Pirklhuber: Gentech-Moratorium muss aufrecht bleiben bis Haftung und Koexistenz geregelt ist

Grüne begrüßen heutige EP-Entscheidung, fordern weitere Schritte

Wien (OTS) "Als nächster Schritt müssen jetzt Fragen der Koexistenz zum Schutz gentechnikfrei produzierender Landwirte umfassend geregelt und Haftungsfragen im Sinne des Verursacherprinzips eindeutig geregelt werden", fordert der Landwirtschaftssprecher der Grünen, Wolfgang Pirklhuber, anläßlich der heute im europäischen Parlament beschlossenen EU-Verordnungen zu Gentechnisch-veränderten Lebens- und Futtermitteln und zur Kennzeichnung und Rückverfolgbarkeit von genetisch-modifizierten Organismen.

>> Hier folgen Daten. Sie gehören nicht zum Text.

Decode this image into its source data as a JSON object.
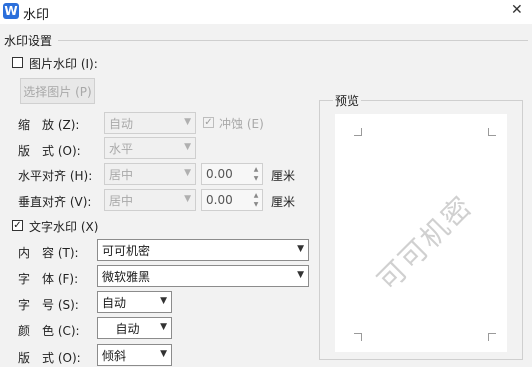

"Solange diese Folgeschritte nicht umgesetzt sind, muss aus österreichischer Sicht das Moratorium aufrecht bleiben, wie dies in einem 4-Parteienantrag im ständigen EU-Unterausschuss des österreichischen Parlamentes auf Initiative der Grünen am 5. Juni 2003 beschlossen wurde", so Pirklhuber. Diese Beschlüsse haben bindenden Charakter für die Bundesregierung.

Mit der Entscheidung des europäischen Parlamentes sei jedoch ein wichtiger weiterer Schritt zum Schutz der KonsumentInneninteressen und zur Aufrechterhaltung einer gentechnik-freien Landbewirtschaftung gesetzt worden. In Hinkunft seien auch GVO-hältige Futtermittel und Folgeprodukte aus GVO-Rohstoffen, z.B. Ketchup aus Gentech-Tomaten oder Soja-Öl aus GVO-Sojabohnen, in denen die modifizierten Gene selbst nicht mehr nachgewiesen werden können, ebenfalls zu kennzeichnen, so Pirklhuber.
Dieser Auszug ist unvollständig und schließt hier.